The balance that remains on Stone Designs’ invoice account for HCCFL after the above payments is $33,248.57. This is the same debt that Stone Designs alleges in its petition.


[5] In Aleems Investments Ltd v Khan Buses Ltd [2011] FJCA 4; ABU0036.2009 (24 January 2011), the Fiji Court of Appeal cited the following passage from Halsbury Laws 4th Edition, 1988 Reissue, Volume 7(2) Companies at paragraph 1451 (page 1101 and 1102) as providing an accurate summary of the case law:

Where a petition has not been presented but is threatened in respect of a disputed debt, an injunction may be granted restraining the presentation. If the debt is not genuinely disputed on some substantial ground, the court may decide this question on the petition, but it will usually dismiss a petition founded on a disputed debt and leave the dispute to be decided in an action. The court may order the amount of the alleged debt to be paid into court.
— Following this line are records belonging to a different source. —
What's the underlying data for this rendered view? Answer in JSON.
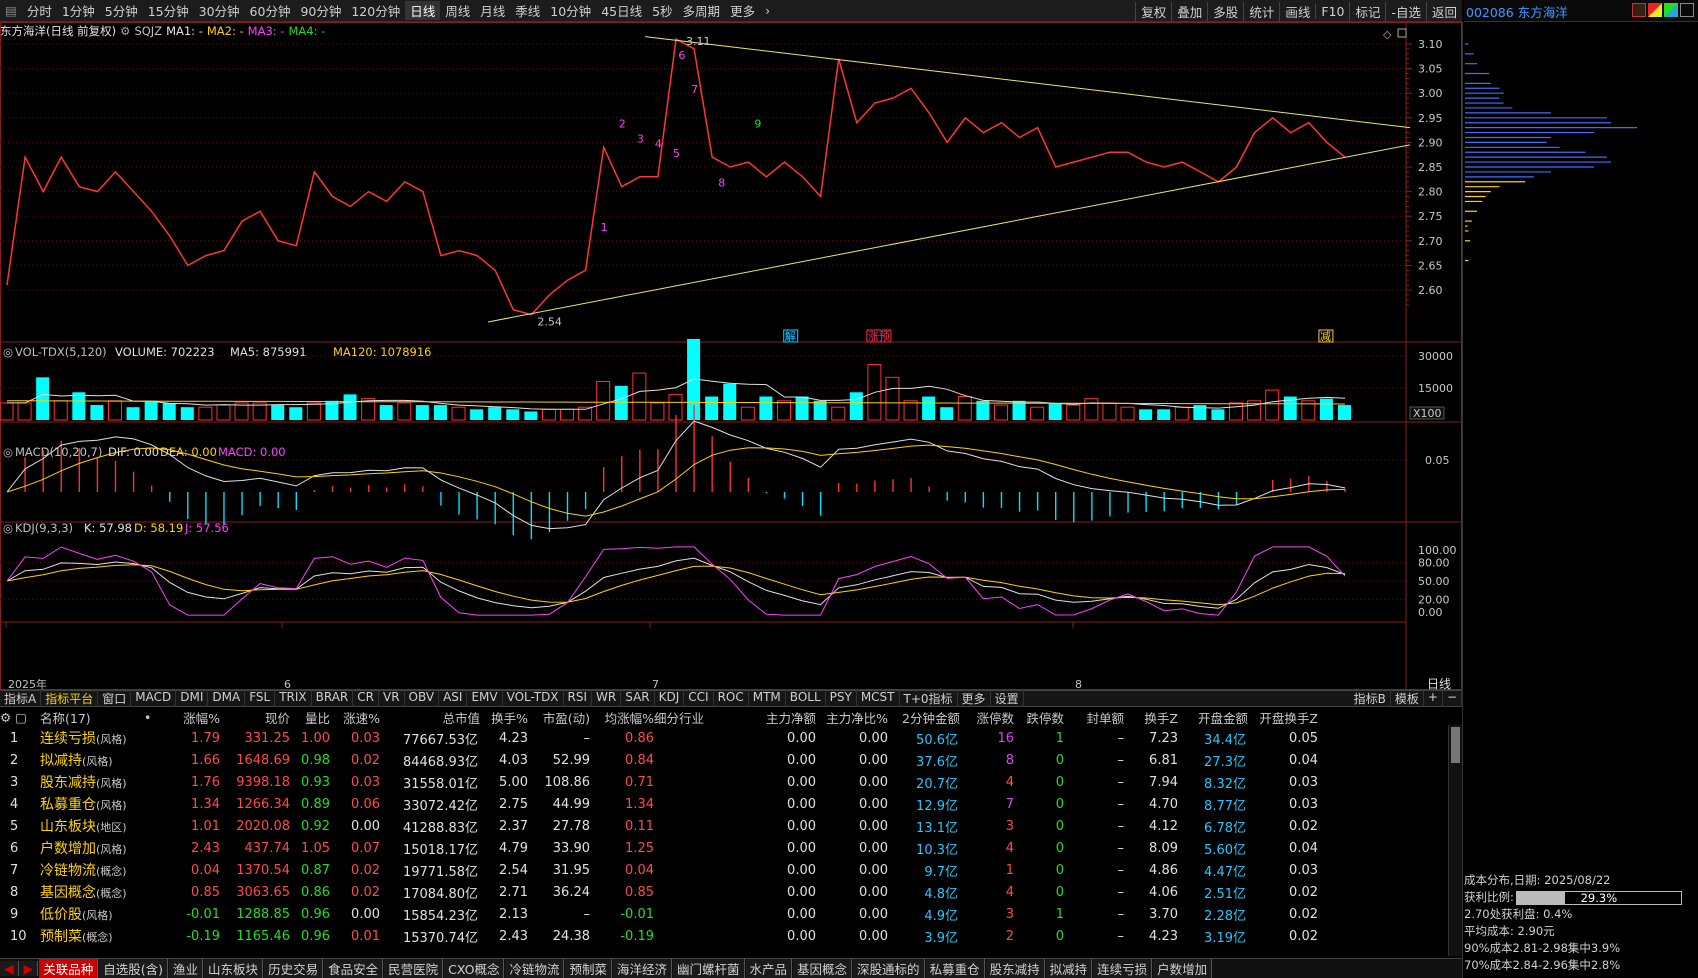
{
  "toolbar": {
    "periods": [
      "分时",
      "1分钟",
      "5分钟",
      "15分钟",
      "30分钟",
      "60分钟",
      "90分钟",
      "120分钟",
      "日线",
      "周线",
      "月线",
      "季线",
      "10分钟",
      "45日线",
      "5秒",
      "多周期",
      "更多"
    ],
    "active_period": "日线",
    "right_buttons": [
      "复权",
      "叠加",
      "多股",
      "统计",
      "画线",
      "F10",
      "标记",
      "-自选",
      "返回"
    ]
  },
  "stock_header": {
    "code_name": "002086 东方海洋"
  },
  "main_chart": {
    "title": "东方海洋(日线 前复权)",
    "indicator": "SQJZ",
    "ma_labels": [
      "MA1: -",
      "MA2: -",
      "MA3: -",
      "MA4: -"
    ],
    "price_ticks": [
      "3.10",
      "3.05",
      "3.00",
      "2.95",
      "2.90",
      "2.85",
      "2.80",
      "2.75",
      "2.70",
      "2.65",
      "2.60"
    ],
    "high_label": "3.11",
    "low_label": "2.54",
    "count_labels": [
      "1",
      "2",
      "3",
      "4",
      "5",
      "6",
      "7",
      "8",
      "9"
    ],
    "event_tags": [
      "解",
      "涨预",
      "减"
    ]
  },
  "volume_pane": {
    "title": "VOL-TDX(5,120)",
    "volume": "VOLUME: 702223",
    "ma5": "MA5: 875991",
    "ma120": "MA120: 1078916",
    "ticks": [
      "30000",
      "15000"
    ],
    "unit": "X100"
  },
  "macd_pane": {
    "title": "MACD(10,20,7)",
    "dif": "DIF: 0.00",
    "dea": "DEA: 0.00",
    "macd": "MACD: 0.00",
    "ticks": [
      "0.05"
    ]
  },
  "kdj_pane": {
    "title": "KDJ(9,3,3)",
    "k": "K: 57.98",
    "d": "D: 58.19",
    "j": "J: 57.56",
    "ticks": [
      "100.00",
      "80.00",
      "50.00",
      "20.00",
      "0.00"
    ]
  },
  "x_axis": {
    "labels": [
      "2025年",
      "6",
      "7",
      "8"
    ],
    "period": "日线"
  },
  "indicator_tabs": [
    "指标A",
    "指标平台",
    "窗口",
    "MACD",
    "DMI",
    "DMA",
    "FSL",
    "TRIX",
    "BRAR",
    "CR",
    "VR",
    "OBV",
    "ASI",
    "EMV",
    "VOL-TDX",
    "RSI",
    "WR",
    "SAR",
    "KDJ",
    "CCI",
    "ROC",
    "MTM",
    "BOLL",
    "PSY",
    "MCST",
    "T+0指标",
    "更多",
    "设置"
  ],
  "indicator_tabs_right": [
    "指标B",
    "模板",
    "+",
    "−"
  ],
  "table": {
    "headers": [
      "",
      "名称(17)",
      "",
      "涨幅%",
      "现价",
      "量比",
      "涨速%",
      "总市值",
      "换手%",
      "市盈(动)",
      "均涨幅%",
      "细分行业",
      "主力净额",
      "主力净比%",
      "2分钟金额",
      "涨停数",
      "跌停数",
      "封单额",
      "换手Z",
      "开盘金额",
      "开盘换手Z"
    ],
    "rows": [
      {
        "n": "1",
        "name": "连续亏损",
        "tag": "(风格)",
        "chg": "1.79",
        "price": "331.25",
        "lb": "1.00",
        "spd": "0.03",
        "mv": "77667.53亿",
        "hs": "4.23",
        "pe": "–",
        "avg": "0.86",
        "ind": "",
        "zl": "0.00",
        "zlb": "0.00",
        "m2": "50.6亿",
        "zt": "16",
        "dt": "1",
        "fd": "–",
        "hsz": "7.23",
        "kp": "34.4亿",
        "kphs": "0.05"
      },
      {
        "n": "2",
        "name": "拟减持",
        "tag": "(风格)",
        "chg": "1.66",
        "price": "1648.69",
        "lb": "0.98",
        "spd": "0.02",
        "mv": "84468.93亿",
        "hs": "4.03",
        "pe": "52.99",
        "avg": "0.84",
        "ind": "",
        "zl": "0.00",
        "zlb": "0.00",
        "m2": "37.6亿",
        "zt": "8",
        "dt": "0",
        "fd": "–",
        "hsz": "6.81",
        "kp": "27.3亿",
        "kphs": "0.04"
      },
      {
        "n": "3",
        "name": "股东减持",
        "tag": "(风格)",
        "chg": "1.76",
        "price": "9398.18",
        "lb": "0.93",
        "spd": "0.03",
        "mv": "31558.01亿",
        "hs": "5.00",
        "pe": "108.86",
        "avg": "0.71",
        "ind": "",
        "zl": "0.00",
        "zlb": "0.00",
        "m2": "20.7亿",
        "zt": "4",
        "dt": "0",
        "fd": "–",
        "hsz": "7.94",
        "kp": "8.32亿",
        "kphs": "0.03"
      },
      {
        "n": "4",
        "name": "私募重仓",
        "tag": "(风格)",
        "chg": "1.34",
        "price": "1266.34",
        "lb": "0.89",
        "spd": "0.06",
        "mv": "33072.42亿",
        "hs": "2.75",
        "pe": "44.99",
        "avg": "1.34",
        "ind": "",
        "zl": "0.00",
        "zlb": "0.00",
        "m2": "12.9亿",
        "zt": "7",
        "dt": "0",
        "fd": "–",
        "hsz": "4.70",
        "kp": "8.77亿",
        "kphs": "0.03"
      },
      {
        "n": "5",
        "name": "山东板块",
        "tag": "(地区)",
        "chg": "1.01",
        "price": "2020.08",
        "lb": "0.92",
        "spd": "0.00",
        "mv": "41288.83亿",
        "hs": "2.37",
        "pe": "27.78",
        "avg": "0.11",
        "ind": "",
        "zl": "0.00",
        "zlb": "0.00",
        "m2": "13.1亿",
        "zt": "3",
        "dt": "0",
        "fd": "–",
        "hsz": "4.12",
        "kp": "6.78亿",
        "kphs": "0.02"
      },
      {
        "n": "6",
        "name": "户数增加",
        "tag": "(风格)",
        "chg": "2.43",
        "price": "437.74",
        "lb": "1.05",
        "spd": "0.07",
        "mv": "15018.17亿",
        "hs": "4.79",
        "pe": "33.90",
        "avg": "1.25",
        "ind": "",
        "zl": "0.00",
        "zlb": "0.00",
        "m2": "10.3亿",
        "zt": "4",
        "dt": "0",
        "fd": "–",
        "hsz": "8.09",
        "kp": "5.60亿",
        "kphs": "0.04"
      },
      {
        "n": "7",
        "name": "冷链物流",
        "tag": "(概念)",
        "chg": "0.04",
        "price": "1370.54",
        "lb": "0.87",
        "spd": "0.02",
        "mv": "19771.58亿",
        "hs": "2.54",
        "pe": "31.95",
        "avg": "0.04",
        "ind": "",
        "zl": "0.00",
        "zlb": "0.00",
        "m2": "9.7亿",
        "zt": "1",
        "dt": "0",
        "fd": "–",
        "hsz": "4.86",
        "kp": "4.47亿",
        "kphs": "0.03"
      },
      {
        "n": "8",
        "name": "基因概念",
        "tag": "(概念)",
        "chg": "0.85",
        "price": "3063.65",
        "lb": "0.86",
        "spd": "0.02",
        "mv": "17084.80亿",
        "hs": "2.71",
        "pe": "36.24",
        "avg": "0.85",
        "ind": "",
        "zl": "0.00",
        "zlb": "0.00",
        "m2": "4.8亿",
        "zt": "4",
        "dt": "0",
        "fd": "–",
        "hsz": "4.06",
        "kp": "2.51亿",
        "kphs": "0.02"
      },
      {
        "n": "9",
        "name": "低价股",
        "tag": "(风格)",
        "chg": "-0.01",
        "price": "1288.85",
        "lb": "0.96",
        "spd": "0.00",
        "mv": "15854.23亿",
        "hs": "2.13",
        "pe": "–",
        "avg": "-0.01",
        "ind": "",
        "zl": "0.00",
        "zlb": "0.00",
        "m2": "4.9亿",
        "zt": "3",
        "dt": "1",
        "fd": "–",
        "hsz": "3.70",
        "kp": "2.28亿",
        "kphs": "0.02"
      },
      {
        "n": "10",
        "name": "预制菜",
        "tag": "(概念)",
        "chg": "-0.19",
        "price": "1165.46",
        "lb": "0.96",
        "spd": "0.01",
        "mv": "15370.74亿",
        "hs": "2.43",
        "pe": "24.38",
        "avg": "-0.19",
        "ind": "",
        "zl": "0.00",
        "zlb": "0.00",
        "m2": "3.9亿",
        "zt": "2",
        "dt": "0",
        "fd": "–",
        "hsz": "4.23",
        "kp": "3.19亿",
        "kphs": "0.02"
      }
    ]
  },
  "bottom_tabs": [
    "关联品种",
    "自选股(含)",
    "渔业",
    "山东板块",
    "历史交易",
    "食品安全",
    "民营医院",
    "CXO概念",
    "冷链物流",
    "预制菜",
    "海洋经济",
    "幽门螺杆菌",
    "水产品",
    "基因概念",
    "深股通标的",
    "私募重仓",
    "股东减持",
    "拟减持",
    "连续亏损",
    "户数增加"
  ],
  "cost": {
    "title": "成本分布,日期: 2025/08/22",
    "profit_label": "获利比例:",
    "profit_value": "29.3%",
    "profit_fraction": 0.293,
    "line1": "2.70处获利盘: 0.4%",
    "line2": "平均成本: 2.90元",
    "line3": "90%成本2.81-2.98集中3.9%",
    "line4": "70%成本2.84-2.96集中2.8%"
  },
  "colors": {
    "up": "#ff4a4a",
    "down": "#22dd22",
    "bar_up": "#ff3030",
    "bar_down": "#00ffff",
    "trend": "#e8e870"
  }
}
[6] In BW Holdings Limited v Sinclair Knight Merz Fiji Limited [2008] FJCA, the Fiji Court of Appeal said as follows:


11 In the Court of Appeal, Counsel for the Appellant in his written and oral submissions contended that the crucial issue on appeal was whether the balance of convenience favoured the Appellant so that the injunction should be continued. This characterization of the issues is plainly correct. In this regard, both parties recognize that the principles governing the imposition of an injunction of this type are governed by the leading case of American Cyanamid Company v Ethicon Ltd [1975] UKHL 1; [1975] AC 396. Very properly, counsel for the Appellant has also drawn the attention of the Court to Bryanston Finance v De Vires (No 2) [1976] 2 WLR 41, 52 wht was held that the granting of an injunction restraining ting the presentation or prosecution of a winding up petition is exercised under the inherent jurisdiction of the court to prevent an abuse of its process. As a matter of principle, interference in the ordinary rights of a person conferred by statute should not be the subject of injunctive relief unless an abuse of process is established. In this regard, clear and persuasive grounds must be established before an injunction may be imposed (my emphasis). In the course of argument, counsel for the Appellant suggested that bad publicity against the party the subject of a winding up order which would ordinarily follow by reason of the fact that there are requirements for publication of aspects of the winding up process could and should be a basis for injunctive relief which interferes with the exercise of ordinary statute-based rights of the party seeking the winding up order. In our view, publicity following a winding up order is an incident of such an order being made. It would seem to follow that, generally speaking, it is difficult to see how possible bad publicity to the company which is the subject of the winding up order could ordinarily be a proper basis for saying that the presentation or prosecution of a winding up order following the failure to pay a statutory demand under section 221 of the Companies Act is an abuse of the process of the court (my emphasis). The judge did not expressly refer to this matter, but had he done so it may well have added weight to the bases upon which he ordered that the injunction be dissolved.


[7] As per Gibbs J in In Re Leonard Spencer Pty Ltd [1963] Qd R 230, 233. See also Irvine CJ in Re Concrete Pipes and Cement Products Ltd [1925] ArgusLawRp 95; [1926] VLR 34, 38-39.
[8] which is filed within four days after the petition pursuant to Rule 25 of the Companies (Winding Up) Rules.
[9] see BW Holdings Limited v Sinclair Knight Merz.
[10] See Re Lympe Investments [1972] 2 All ER 385.
[11] See paragraph 13 above as per paragraph 9 of Herbert’s Affidavit.
[12] i.e. Under section 221(a), a company is deemed to be unable to pay its debts if a creditor to whom the company is indebted in a sum exceeding $100 then due has served on the company, by leaving it at the registered office of the company, a demand under his hand requiring the company to pay the sum so die and the company has, for 3 weeks thereafter, neglected to pay the sum or to secure or compound for it to the reasonable satisfaction of the creditor.